Contrary to many assumptions, vegan leather is not a greenwashing-trick to sell products better, because there are actually crucial differences to artificial leather. The main feature of vegan leather, as the name suggests, is that it is manufactured without any animal products. The production of artificial leather, on the other hand, only avoids the processing of animal skins, Bone glue is still used.

So artificial leather is not the same as vegan. Therefore, pay close attention to the designation, because imitation leather may only be called vegan if actually no animal products were processed.

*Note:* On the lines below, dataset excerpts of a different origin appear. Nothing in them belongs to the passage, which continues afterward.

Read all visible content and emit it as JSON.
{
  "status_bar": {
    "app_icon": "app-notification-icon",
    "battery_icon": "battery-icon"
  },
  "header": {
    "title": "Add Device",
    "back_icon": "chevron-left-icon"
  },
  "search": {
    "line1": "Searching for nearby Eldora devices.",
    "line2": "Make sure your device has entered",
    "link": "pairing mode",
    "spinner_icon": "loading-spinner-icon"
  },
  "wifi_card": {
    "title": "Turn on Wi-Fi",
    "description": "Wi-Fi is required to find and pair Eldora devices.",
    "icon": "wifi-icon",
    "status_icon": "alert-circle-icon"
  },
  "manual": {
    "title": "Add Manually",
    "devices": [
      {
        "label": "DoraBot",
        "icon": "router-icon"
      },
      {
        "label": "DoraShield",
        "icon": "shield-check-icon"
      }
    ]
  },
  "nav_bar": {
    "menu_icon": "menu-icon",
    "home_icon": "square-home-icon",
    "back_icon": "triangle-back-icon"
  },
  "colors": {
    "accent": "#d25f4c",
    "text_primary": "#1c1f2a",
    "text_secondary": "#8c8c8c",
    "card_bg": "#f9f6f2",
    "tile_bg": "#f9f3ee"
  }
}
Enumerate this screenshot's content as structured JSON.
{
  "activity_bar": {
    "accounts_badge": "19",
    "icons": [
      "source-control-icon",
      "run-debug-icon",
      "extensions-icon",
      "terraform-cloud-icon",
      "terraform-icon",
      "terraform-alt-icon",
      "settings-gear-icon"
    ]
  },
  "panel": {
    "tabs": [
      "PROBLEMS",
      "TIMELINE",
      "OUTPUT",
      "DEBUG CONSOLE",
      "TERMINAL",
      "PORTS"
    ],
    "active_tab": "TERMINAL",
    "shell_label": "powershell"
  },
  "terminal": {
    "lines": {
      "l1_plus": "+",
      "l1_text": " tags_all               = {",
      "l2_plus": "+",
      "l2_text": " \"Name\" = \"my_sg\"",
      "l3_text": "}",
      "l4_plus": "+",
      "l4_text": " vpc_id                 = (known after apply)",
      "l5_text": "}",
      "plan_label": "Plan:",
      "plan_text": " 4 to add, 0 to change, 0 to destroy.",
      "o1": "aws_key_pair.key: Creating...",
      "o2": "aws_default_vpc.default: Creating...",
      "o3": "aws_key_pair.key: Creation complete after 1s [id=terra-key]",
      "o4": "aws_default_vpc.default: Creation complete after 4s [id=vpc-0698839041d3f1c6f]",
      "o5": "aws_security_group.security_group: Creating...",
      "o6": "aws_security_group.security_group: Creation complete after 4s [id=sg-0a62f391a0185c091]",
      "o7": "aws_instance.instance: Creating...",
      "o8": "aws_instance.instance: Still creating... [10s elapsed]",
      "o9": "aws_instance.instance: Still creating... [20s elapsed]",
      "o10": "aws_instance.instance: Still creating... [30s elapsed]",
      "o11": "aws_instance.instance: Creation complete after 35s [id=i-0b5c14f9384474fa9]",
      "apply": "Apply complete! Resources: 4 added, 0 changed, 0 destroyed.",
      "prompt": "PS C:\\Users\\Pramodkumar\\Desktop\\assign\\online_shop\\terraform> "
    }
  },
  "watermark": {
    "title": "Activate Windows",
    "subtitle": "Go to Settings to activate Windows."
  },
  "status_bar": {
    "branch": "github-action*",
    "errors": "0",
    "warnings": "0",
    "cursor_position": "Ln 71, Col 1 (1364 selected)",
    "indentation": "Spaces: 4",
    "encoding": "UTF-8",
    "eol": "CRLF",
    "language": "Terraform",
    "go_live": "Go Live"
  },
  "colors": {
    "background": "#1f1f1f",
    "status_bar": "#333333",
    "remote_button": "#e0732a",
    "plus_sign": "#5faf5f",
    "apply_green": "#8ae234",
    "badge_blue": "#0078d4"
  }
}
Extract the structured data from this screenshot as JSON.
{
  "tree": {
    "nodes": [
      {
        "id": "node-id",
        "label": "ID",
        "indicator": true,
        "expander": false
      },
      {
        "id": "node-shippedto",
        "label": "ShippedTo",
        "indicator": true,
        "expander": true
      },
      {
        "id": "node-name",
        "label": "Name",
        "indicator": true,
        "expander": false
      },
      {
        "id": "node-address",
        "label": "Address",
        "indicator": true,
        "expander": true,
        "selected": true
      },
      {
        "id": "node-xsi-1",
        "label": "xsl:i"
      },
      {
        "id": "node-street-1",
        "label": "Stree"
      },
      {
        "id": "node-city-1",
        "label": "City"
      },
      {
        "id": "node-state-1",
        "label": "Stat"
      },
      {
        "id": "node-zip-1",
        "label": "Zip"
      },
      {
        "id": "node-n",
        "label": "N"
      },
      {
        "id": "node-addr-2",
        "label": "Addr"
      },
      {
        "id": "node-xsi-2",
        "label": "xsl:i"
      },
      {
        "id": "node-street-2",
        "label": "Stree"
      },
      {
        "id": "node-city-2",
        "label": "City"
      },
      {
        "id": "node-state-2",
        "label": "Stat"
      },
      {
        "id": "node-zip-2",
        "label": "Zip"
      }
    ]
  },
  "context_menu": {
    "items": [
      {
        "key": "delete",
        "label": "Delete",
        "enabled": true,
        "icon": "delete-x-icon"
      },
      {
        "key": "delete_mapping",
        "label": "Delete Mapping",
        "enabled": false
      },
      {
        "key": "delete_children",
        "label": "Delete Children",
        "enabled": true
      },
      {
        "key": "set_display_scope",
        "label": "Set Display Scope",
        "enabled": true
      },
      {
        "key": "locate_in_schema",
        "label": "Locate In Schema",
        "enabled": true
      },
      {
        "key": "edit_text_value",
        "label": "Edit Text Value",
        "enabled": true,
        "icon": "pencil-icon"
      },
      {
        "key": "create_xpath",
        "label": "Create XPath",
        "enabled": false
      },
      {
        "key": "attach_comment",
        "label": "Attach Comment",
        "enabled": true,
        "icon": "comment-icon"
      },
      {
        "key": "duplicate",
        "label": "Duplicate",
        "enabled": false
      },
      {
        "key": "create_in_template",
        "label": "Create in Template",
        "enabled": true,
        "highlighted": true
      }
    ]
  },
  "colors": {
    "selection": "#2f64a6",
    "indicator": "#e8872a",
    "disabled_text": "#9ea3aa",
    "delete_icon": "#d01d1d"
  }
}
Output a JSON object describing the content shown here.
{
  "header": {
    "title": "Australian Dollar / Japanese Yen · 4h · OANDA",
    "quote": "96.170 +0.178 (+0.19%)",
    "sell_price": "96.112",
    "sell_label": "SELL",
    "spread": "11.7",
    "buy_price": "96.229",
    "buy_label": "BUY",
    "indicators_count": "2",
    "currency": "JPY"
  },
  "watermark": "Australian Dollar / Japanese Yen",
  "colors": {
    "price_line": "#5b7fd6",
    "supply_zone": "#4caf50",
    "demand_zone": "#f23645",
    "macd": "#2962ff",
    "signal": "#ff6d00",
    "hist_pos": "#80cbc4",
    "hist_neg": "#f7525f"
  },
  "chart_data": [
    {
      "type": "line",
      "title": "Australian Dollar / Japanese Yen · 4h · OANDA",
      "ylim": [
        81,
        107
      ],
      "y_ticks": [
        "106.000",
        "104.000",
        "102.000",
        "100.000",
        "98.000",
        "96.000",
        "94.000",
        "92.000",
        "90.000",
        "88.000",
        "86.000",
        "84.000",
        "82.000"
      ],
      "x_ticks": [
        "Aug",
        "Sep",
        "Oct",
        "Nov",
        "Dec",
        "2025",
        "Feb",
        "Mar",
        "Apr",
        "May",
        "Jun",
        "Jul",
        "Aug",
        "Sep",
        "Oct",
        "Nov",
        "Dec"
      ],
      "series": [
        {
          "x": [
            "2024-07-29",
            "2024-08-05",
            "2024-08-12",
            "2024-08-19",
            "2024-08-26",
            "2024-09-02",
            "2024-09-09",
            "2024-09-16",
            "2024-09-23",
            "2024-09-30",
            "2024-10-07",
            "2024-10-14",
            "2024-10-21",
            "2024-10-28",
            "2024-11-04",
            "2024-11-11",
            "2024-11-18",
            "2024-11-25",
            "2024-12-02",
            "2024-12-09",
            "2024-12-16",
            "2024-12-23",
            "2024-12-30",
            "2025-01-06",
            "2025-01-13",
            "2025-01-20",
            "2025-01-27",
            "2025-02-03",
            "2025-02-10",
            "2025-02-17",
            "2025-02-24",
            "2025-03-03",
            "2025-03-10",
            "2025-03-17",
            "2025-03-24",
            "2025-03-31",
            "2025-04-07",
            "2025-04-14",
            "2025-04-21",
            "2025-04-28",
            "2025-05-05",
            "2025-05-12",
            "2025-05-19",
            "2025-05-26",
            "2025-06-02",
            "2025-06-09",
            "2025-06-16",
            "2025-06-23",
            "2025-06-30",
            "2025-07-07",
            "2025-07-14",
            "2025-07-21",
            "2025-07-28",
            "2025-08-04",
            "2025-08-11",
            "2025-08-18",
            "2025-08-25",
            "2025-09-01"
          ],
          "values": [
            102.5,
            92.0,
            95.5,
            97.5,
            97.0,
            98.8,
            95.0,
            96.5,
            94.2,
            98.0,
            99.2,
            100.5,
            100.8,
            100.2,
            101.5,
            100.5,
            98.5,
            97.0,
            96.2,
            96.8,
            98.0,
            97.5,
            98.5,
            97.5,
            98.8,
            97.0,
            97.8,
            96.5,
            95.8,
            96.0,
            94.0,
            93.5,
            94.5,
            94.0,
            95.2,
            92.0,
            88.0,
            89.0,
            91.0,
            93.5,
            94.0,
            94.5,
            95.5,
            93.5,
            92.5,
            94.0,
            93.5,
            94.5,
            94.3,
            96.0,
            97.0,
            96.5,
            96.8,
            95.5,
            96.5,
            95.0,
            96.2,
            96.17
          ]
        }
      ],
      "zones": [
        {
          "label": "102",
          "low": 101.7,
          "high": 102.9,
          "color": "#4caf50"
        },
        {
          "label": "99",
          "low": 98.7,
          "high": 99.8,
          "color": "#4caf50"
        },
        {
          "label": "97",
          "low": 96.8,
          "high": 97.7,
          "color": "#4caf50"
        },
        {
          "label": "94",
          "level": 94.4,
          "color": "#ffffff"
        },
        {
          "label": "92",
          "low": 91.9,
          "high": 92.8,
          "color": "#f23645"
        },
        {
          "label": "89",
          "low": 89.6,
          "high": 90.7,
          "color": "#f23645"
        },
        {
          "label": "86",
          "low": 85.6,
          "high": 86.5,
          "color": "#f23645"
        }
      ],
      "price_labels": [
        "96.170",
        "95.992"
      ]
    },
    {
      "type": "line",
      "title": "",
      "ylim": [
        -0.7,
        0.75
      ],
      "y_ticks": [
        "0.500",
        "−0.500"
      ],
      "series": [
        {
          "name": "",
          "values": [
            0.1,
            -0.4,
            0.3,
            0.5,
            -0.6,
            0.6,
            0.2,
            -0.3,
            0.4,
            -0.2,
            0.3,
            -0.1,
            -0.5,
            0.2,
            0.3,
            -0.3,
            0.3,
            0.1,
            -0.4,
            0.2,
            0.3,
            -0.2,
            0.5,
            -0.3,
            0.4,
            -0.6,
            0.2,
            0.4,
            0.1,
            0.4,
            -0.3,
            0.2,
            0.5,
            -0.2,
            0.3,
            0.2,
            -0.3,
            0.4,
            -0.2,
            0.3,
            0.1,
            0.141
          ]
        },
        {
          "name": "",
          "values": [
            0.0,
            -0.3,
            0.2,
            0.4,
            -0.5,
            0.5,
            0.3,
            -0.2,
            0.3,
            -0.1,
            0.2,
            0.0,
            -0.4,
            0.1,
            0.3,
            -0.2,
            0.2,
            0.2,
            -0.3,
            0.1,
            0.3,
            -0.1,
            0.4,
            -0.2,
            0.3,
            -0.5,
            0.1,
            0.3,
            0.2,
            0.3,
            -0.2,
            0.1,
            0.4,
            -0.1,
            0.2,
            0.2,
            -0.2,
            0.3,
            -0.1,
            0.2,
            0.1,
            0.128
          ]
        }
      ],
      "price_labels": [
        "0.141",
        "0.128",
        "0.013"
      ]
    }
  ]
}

Faux leather does not equal vegan
Image credit:

Conclusion: Vegan Leather

What is clear is that vegan leather offers an animal-friendly and affordable alternative to genuine leather. However, mostly at the expense of the environment. Although leather alternatives made from fruit in particular are comparatively environmentally friendly, chemical substances are often used here as well. Anyone who really wants to live sustainably should therefore find out exactly about the manufacturing process and weigh up which leather variant fits better with their personal values. In any case, it is important to care for the products properly, no matter which material you finally choose. This way you can wear the leather goods for years without having to buy new products, which is ultimately best for our environment.

FAQ: Vegan Leather

What Is a PU Coating?

It is a protective layer made of polyurethane (PU). The coating serves as a durable impregnation process to provide protection against moisture. However, PU coating is harmful to the environment and health.

Is Vegan Leather Waterproof?

Vegan leather is waterproof in most cases, but only with an appropriate plastic coating.

Is Vegan Leather Plastic?

In most cases, the basically environmentally friendly materials such as pineapple leather or cork, are coated with a plastic layer of polyvinyl chloride or polyurethane. Thus, the products are vegan, but not sustainable.